# This jupyter notebook is for performing data manipulations on the raw data
I have used MFCCs of each audio file as the features for my model. This notebook extracts the MFCCs and also handles data augmentation.

## Loading Libraries

In [None]:
import pandas as pd
import glob
import librosa
import librosa.display
import numpy as np
import matplotlib.pyplot as plt
from matplotlib.pyplot import specgram
import pandas as pd
import os
import IPython.display as ipd
from tqdm import tqdm_notebook
import IPython.display as ipd

Getting file paths of the audio files.

In [None]:
files = glob.glob(r"D:\Kaggle\datasets\emotion_small\val/*.wav")
print(len(files)) #total number of audio files

Getting the csv file with file names and labels. I have used this dataframe as reference for storing the MFCCs. 

In [None]:
df = pd.read_csv(r"D:\Kaggle\datasets\emotion_small\meld_val_small.csv",encoding = 'utf-8')
df.head()

# Augmentation methods
Data augmentation can increase model's robustness and also help in increasing the training data size when we only have access to a small dataset. 

In [None]:
def noise(data):
    """
    Adding White Noise.
    """
    # you can take any distribution from https://docs.scipy.org/doc/numpy-1.13.0/reference/routines.random.html
    noise_amp = 0.05*np.random.uniform()*np.amax(data)   # more noise reduce the value to 0.5
    data = data.astype('float64') + noise_amp * np.random.normal(size=data.shape[0])
    return data
    
def shift(data):
    """
    Random Shifting.
    """
    s_range = int(np.random.uniform(low=-5, high = 5)*1000)  #default at 500
    return np.roll(data, s_range)
    
def stretch(data, rate=0.8):
    """
    Streching the Sound. Note that this expands the dataset slightly
    """
    data = librosa.effects.time_stretch(data, rate)
    return data
    
def pitch(data, sample_rate):
    """
    Pitch Tuning.
    """
    bins_per_octave = 12
    pitch_pm = 2
    pitch_change =  pitch_pm * 2*(np.random.uniform())   
    data = librosa.effects.pitch_shift(data.astype('float64'), 
                                      sample_rate, n_steps=pitch_change, 
                                      bins_per_octave=bins_per_octave)
    return data
    
def dyn_change(data):
    """
    Random Value Change.
    """
    dyn_change = np.random.uniform(low=-0.5 ,high=7)  # default low = 1.5, high = 3
    return (data * dyn_change)
    
def speedNpitch(data):
    """
    speed and Pitch Tuning.
    """
    # you can change low and high here
    length_change = np.random.uniform(low=0.8, high = 1)
    speed_fac = 1.2  / length_change # try changing 1.0 to 2.0 ... =D
    tmp = np.interp(np.arange(0,len(data),speed_fac),np.arange(0,len(data)),data)
    minlen = min(data.shape[0], tmp.shape[0])
    data *= 0
    data[0:minlen] = tmp[0:minlen]
    return data

# Creating a dictionary to store the MFCCs
The code below creates a dictionary which stores the MFCCs of audio files after the neccessary data augmentations.
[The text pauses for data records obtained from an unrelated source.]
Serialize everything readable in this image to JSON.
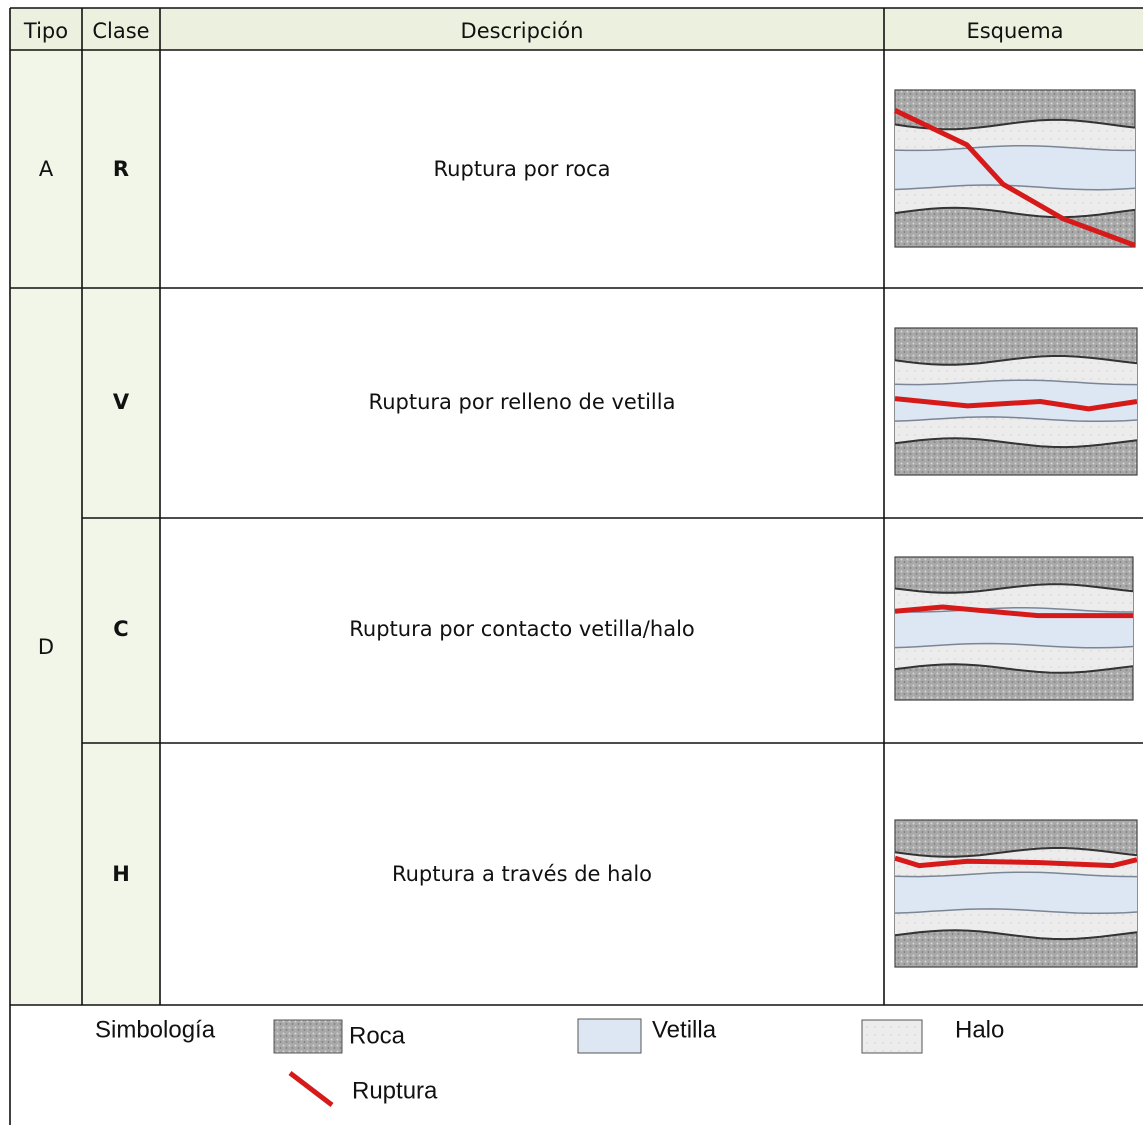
{
  "table": {
    "header": [
      "Tipo",
      "Clase",
      "Descripción",
      "Esquema"
    ],
    "groups": [
      {
        "tipo": "A",
        "rows": [
          {
            "clase": "R",
            "descripcion": "Ruptura por roca"
          }
        ]
      },
      {
        "tipo": "D",
        "rows": [
          {
            "clase": "V",
            "descripcion": "Ruptura por relleno de vetilla"
          },
          {
            "clase": "C",
            "descripcion": "Ruptura por contacto vetilla/halo"
          },
          {
            "clase": "H",
            "descripcion": "Ruptura a través de halo"
          }
        ]
      }
    ]
  },
  "legend": {
    "title": "Simbología",
    "items": [
      "Roca",
      "Vetilla",
      "Halo",
      "Ruptura"
    ]
  }
}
This is done for easy dataloading in the future. The file names are used as keys.

In [None]:
def get_dictionary(n_mfcc,df=df,augmentation = [],directory ='D:/Kaggle/datasets/emotion_small/val/' ):
    sample_rate = 44100
    dim = (n_mfcc,1 + int(np.floor((sample_rate * 3)/512)))
    df_dict = {}
    input_length = sample_rate * 3
    
    for i in tqdm_notebook(range(len(df))):
        file_path = str(directory)+ '/' + str(df['fname'][i])
        data, _ = librosa.load(file_path, res_type='kaiser_fast',duration=3,sr=22050*2,offset=0.5)
        
        # Random offset / Padding
        if len(data) > input_length:
            max_offset = len(data) - input_length
            offset = np.random.randint(max_offset)
            data = data[offset:(input_length+offset)]
        else:
            if input_length > len(data):
                max_offset = input_length - len(data)
                offset = np.random.randint(max_offset)
            else:
                offset = 0
                
            data = np.pad(data, (offset, input_length - len(data) - offset), "constant") #padding 
            
            #Data augmentation
            if(len(augmentation) != 0):
                for aug in augmentation:
                    if(aug == 'noise'):
                        data = noise(data)
                    elif(aug == 'shift'):
                        data = shift(data)
                    elif(aug == 'stretch'):
                        data = stretch(data)
                    elif(aug == 'pitch'):
                        data = pitch(data)
                    elif(aug == 'dyn_change'):
                        data = dyn_change(data)
                    elif(aug == 'speedNpitch'):
                        data = speedNpitch(data)
                    else:
                        assert 1 == 0
        S = librosa.feature.melspectrogram(data,sr = 44100)
        log_S = librosa.power_to_db(S,ref = np.max)
        #getting the MFCC values
        mfcc = librosa.feature.mfcc(S = log_S, sr=sample_rate, n_mfcc= dim[0])
        df_dict[str(df['fname'][i])] = mfcc   #storing the values in the dictionary with the file name as the key
    return df_dict

Getting the MFCC dictionary.

In [None]:
df_dict = get_dictionary(n_mfcc = 100,augmentation = [])

### Saving the dictionary as a .npy file.

In [None]:
np.save('D:/Kaggle/datasets/emotion_small/mfcc_dictionaries/mfcc_val_small.npy',df_dict)